Class Certification and Settlement
To date, class certification battles have been rare in cases arising out of data breach, which is likely explained by the fact that so many defendants have been successful disposing of cases prior to certification. With respect to consumer privacy cases, particularly those that arise out of a defendant’s privacy policies, the statutory privacy claims are often litigated on the merits, with little argument around the issue of whether a class can be properly certified, though that certainly is not always the case. For example, in Local Baking Products, Inc. v. Kosher Bagel Munch, Inc., the New Jersey appellate court decided this year, after reviewing cases on both sides of the issue, that TCPA claims were not suitable for class certification because class treatment is not a superior method for handling claims because the statutory damages regime incentivizes individual actions. Further, the court found, common issues did not predominate because of individualized issues over whether calls and faxes were authorized by the consumer.

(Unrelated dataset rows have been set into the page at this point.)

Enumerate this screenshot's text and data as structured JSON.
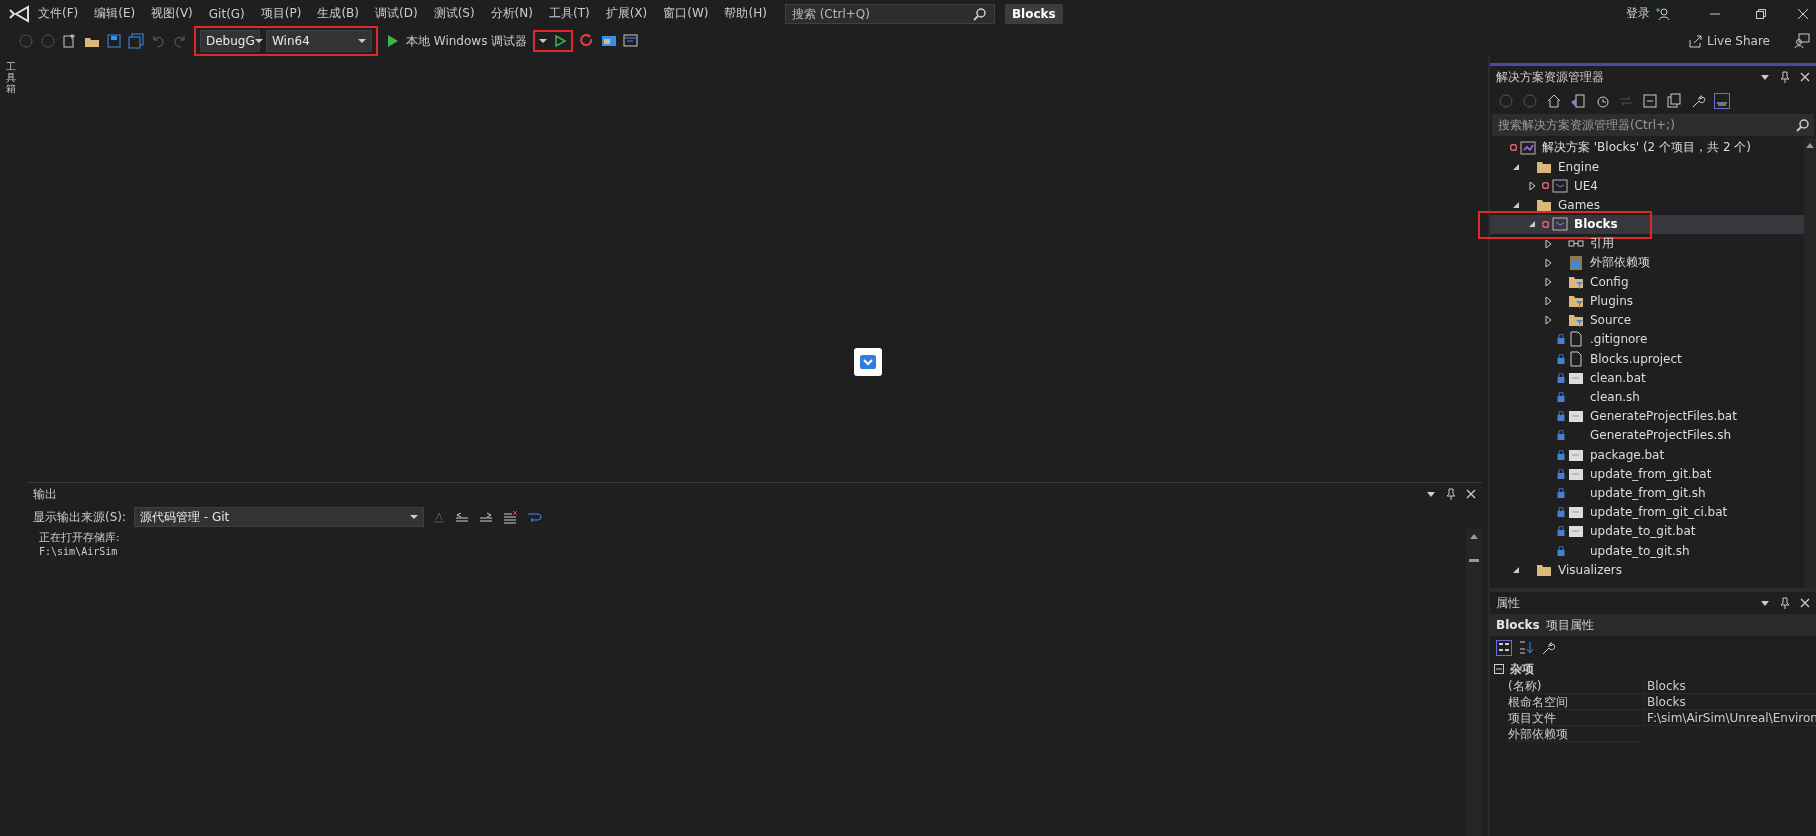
{
  "menu_bar": {
    "items": [
      "文件(F)",
      "编辑(E)",
      "视图(V)",
      "Git(G)",
      "项目(P)",
      "生成(B)",
      "调试(D)",
      "测试(S)",
      "分析(N)",
      "工具(T)",
      "扩展(X)",
      "窗口(W)",
      "帮助(H)"
    ],
    "search": {
      "placeholder": "搜索 (Ctrl+Q)"
    },
    "solution_name": "Blocks",
    "sign_in": "登录"
  },
  "toolbar": {
    "configuration": "DebugG",
    "platform": "Win64",
    "debugger": "本地 Windows 调试器",
    "config_highlighted": true,
    "run_highlighted": true,
    "live_share": "Live Share"
  },
  "side_tab": "工具箱",
  "output": {
    "title": "输出",
    "source_label": "显示输出来源(S):",
    "source": "源代码管理 - Git",
    "lines": [
      "正在打开存储库:",
      "F:\\sim\\AirSim"
    ]
  },
  "solution_explorer": {
    "title": "解决方案资源管理器",
    "search": {
      "placeholder": "搜索解决方案资源管理器(Ctrl+;)"
    },
    "tree": [
      {
        "label": "解决方案 'Blocks' (2 个项目，共 2 个)",
        "kind": "solution",
        "selected": false,
        "children": [
          {
            "label": "Engine",
            "kind": "folder",
            "expanded": true,
            "selected": false,
            "children": [
              {
                "label": "UE4",
                "kind": "project",
                "expanded": false,
                "selected": false
              }
            ]
          },
          {
            "label": "Games",
            "kind": "folder",
            "expanded": true,
            "selected": false,
            "children": [
              {
                "label": "Blocks",
                "kind": "project",
                "expanded": true,
                "selected": true,
                "highlighted": true,
                "children": [
                  {
                    "label": "引用",
                    "kind": "references",
                    "expanded": false,
                    "selected": false
                  },
                  {
                    "label": "外部依赖项",
                    "kind": "dependencies",
                    "expanded": false,
                    "selected": false
                  },
                  {
                    "label": "Config",
                    "kind": "filter",
                    "expanded": false,
                    "selected": false
                  },
                  {
                    "label": "Plugins",
                    "kind": "filter",
                    "expanded": false,
                    "selected": false
                  },
                  {
                    "label": "Source",
                    "kind": "filter",
                    "expanded": false,
                    "selected": false
                  },
                  {
                    "label": ".gitignore",
                    "kind": "document",
                    "selected": false
                  },
                  {
                    "label": "Blocks.uproject",
                    "kind": "document",
                    "selected": false
                  },
                  {
                    "label": "clean.bat",
                    "kind": "script",
                    "selected": false
                  },
                  {
                    "label": "clean.sh",
                    "kind": "shell",
                    "selected": false
                  },
                  {
                    "label": "GenerateProjectFiles.bat",
                    "kind": "script",
                    "selected": false
                  },
                  {
                    "label": "GenerateProjectFiles.sh",
                    "kind": "shell",
                    "selected": false
                  },
                  {
                    "label": "package.bat",
                    "kind": "script",
                    "selected": false
                  },
                  {
                    "label": "update_from_git.bat",
                    "kind": "script",
                    "selected": false
                  },
                  {
                    "label": "update_from_git.sh",
                    "kind": "shell",
                    "selected": false
                  },
                  {
                    "label": "update_from_git_ci.bat",
                    "kind": "script",
                    "selected": false
                  },
                  {
                    "label": "update_to_git.bat",
                    "kind": "script",
                    "selected": false
                  },
                  {
                    "label": "update_to_git.sh",
                    "kind": "shell",
                    "selected": false
                  }
                ]
              }
            ]
          },
          {
            "label": "Visualizers",
            "kind": "folder",
            "expanded": true,
            "selected": false
          }
        ]
      }
    ]
  },
  "properties": {
    "title": "属性",
    "object": "Blocks",
    "object_type": "项目属性",
    "categories": [
      {
        "label": "杂项",
        "expanded": true,
        "rows": [
          {
            "name": "(名称)",
            "value": "Blocks"
          },
          {
            "name": "根命名空间",
            "value": "Blocks"
          },
          {
            "name": "项目文件",
            "value": "F:\\sim\\AirSim\\Unreal\\Environ"
          },
          {
            "name": "外部依赖项"
          }
        ]
      }
    ]
  }
}
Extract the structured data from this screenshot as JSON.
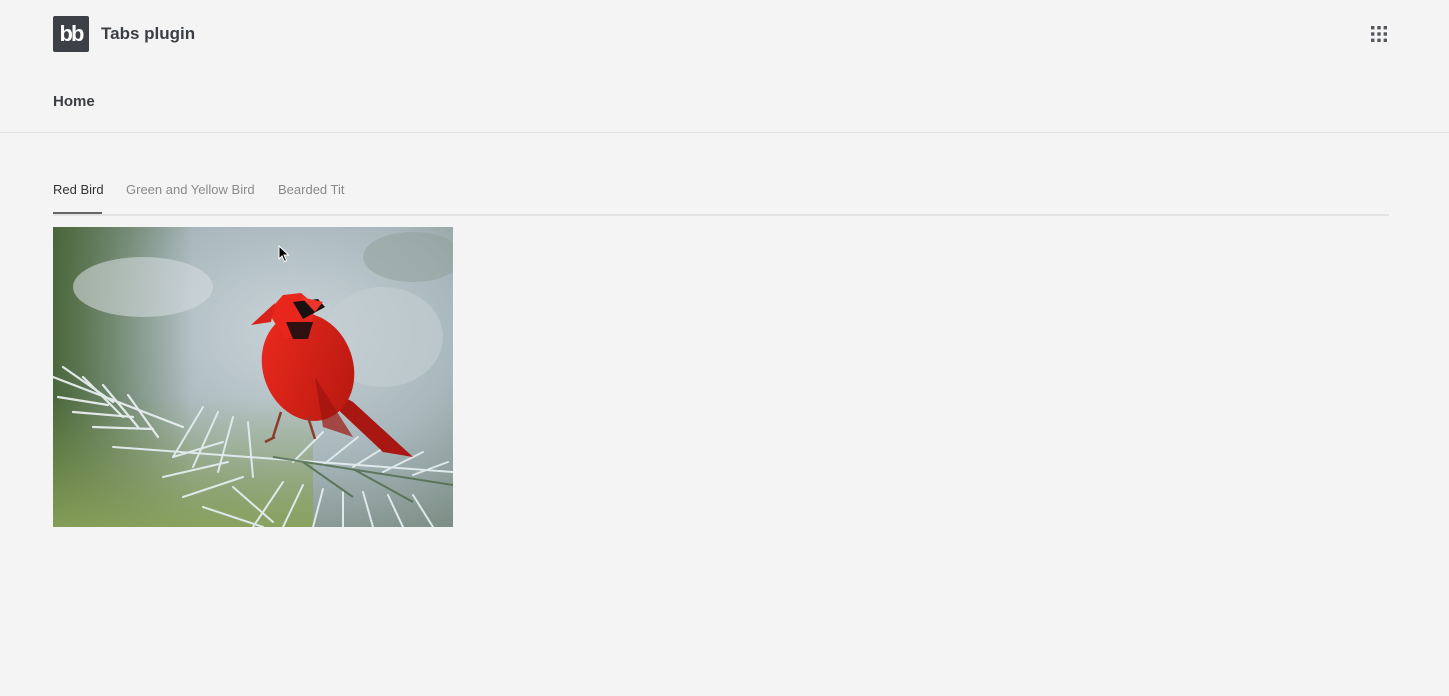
{
  "header": {
    "logo_text": "bb",
    "title": "Tabs plugin",
    "apps_icon": "grid-dots-icon"
  },
  "nav": {
    "home_label": "Home"
  },
  "tabs": {
    "items": [
      {
        "label": "Red Bird",
        "active": true
      },
      {
        "label": "Green and Yellow Bird",
        "active": false
      },
      {
        "label": "Bearded Tit",
        "active": false
      }
    ]
  },
  "panel": {
    "image_subject": "red cardinal on spruce branch"
  },
  "colors": {
    "background": "#f4f4f4",
    "logo_bg": "#3d4147",
    "tab_active_underline": "#666666",
    "cardinal_red": "#d8211a"
  }
}
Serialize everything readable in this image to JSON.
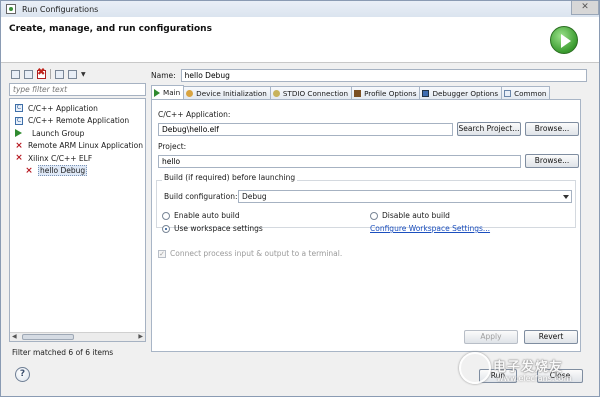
{
  "window": {
    "title": "Run Configurations",
    "close_label": "✕"
  },
  "banner": {
    "title": "Create, manage, and run configurations"
  },
  "left": {
    "filter_placeholder": "type filter text",
    "tree": [
      {
        "label": "C/C++ Application",
        "icon": "c-app-icon"
      },
      {
        "label": "C/C++ Remote Application",
        "icon": "c-remote-icon"
      },
      {
        "label": "Launch Group",
        "icon": "launch-group-icon"
      },
      {
        "label": "Remote ARM Linux Application",
        "icon": "xilinx-icon"
      },
      {
        "label": "Xilinx C/C++ ELF",
        "icon": "xilinx-icon"
      },
      {
        "label": "hello Debug",
        "icon": "xilinx-icon",
        "selected": true
      }
    ],
    "status": "Filter matched 6 of 6 items"
  },
  "right": {
    "name_label": "Name:",
    "name_value": "hello Debug",
    "tabs": [
      {
        "label": "Main",
        "icon": "main-tab-icon"
      },
      {
        "label": "Device Initialization",
        "icon": "device-init-icon"
      },
      {
        "label": "STDIO Connection",
        "icon": "stdio-icon"
      },
      {
        "label": "Profile Options",
        "icon": "profile-icon"
      },
      {
        "label": "Debugger Options",
        "icon": "debugger-icon"
      },
      {
        "label": "Common",
        "icon": "common-icon"
      }
    ],
    "main": {
      "app_label": "C/C++ Application:",
      "app_value": "Debug\\hello.elf",
      "search_project": "Search Project...",
      "browse1": "Browse...",
      "project_label": "Project:",
      "project_value": "hello",
      "browse2": "Browse...",
      "build_label": "Build (if required) before launching",
      "build_config_label": "Build configuration:",
      "build_config_value": "Debug",
      "enable_auto_build": "Enable auto build",
      "disable_auto_build": "Disable auto build",
      "use_workspace": "Use workspace settings",
      "configure_link": "Configure Workspace Settings...",
      "connect_process": "Connect process input & output to a terminal."
    },
    "apply": "Apply",
    "revert": "Revert"
  },
  "footer": {
    "run": "Run",
    "close": "Close"
  },
  "watermark": {
    "text": "电子发烧友",
    "url": "www.elecfans.com"
  }
}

Frequently, privacy class actions are certified for settlement purposes, and given the immense exposure under statutory damages provisions, settlement at even close to the maximum aggregate value of the claims is a practical impossibility, which creates challenges for both the parties and the courts. Cases are commonly settled for coupons or services, injunctive relief or compliance monitoring (i.e., changes in privacy policies), cy pres awards, or monetary relief to class members in the cases where statutory damages are sought. And while most privacy class action settlements have been approved, in some cases, the courts have been skeptical.
For instance, the district court in Fraley v. Facebook declined to grant preliminary approval to a proposed settlement in November. In Fraley, the plaintiffs charged that Facebook violated its own privacy policies as it related to the use of Facebook subscribers’ information in connection with the “sponsored stories” advertising service. The proposed settlement called for a $20 million settlement fund, half of which was earmarked for class counsel, and the other half of which would be distributed as cy pres awards. Judge Richard Seeborg specifically questioned the adequacy of compensation to the class in light of the $750 per violation that would be recoverable under the statute at issue. Judge Seeborg ultimately granted preliminary approval, however, of a revised settlement that allowed for payments of up to $10 per class member.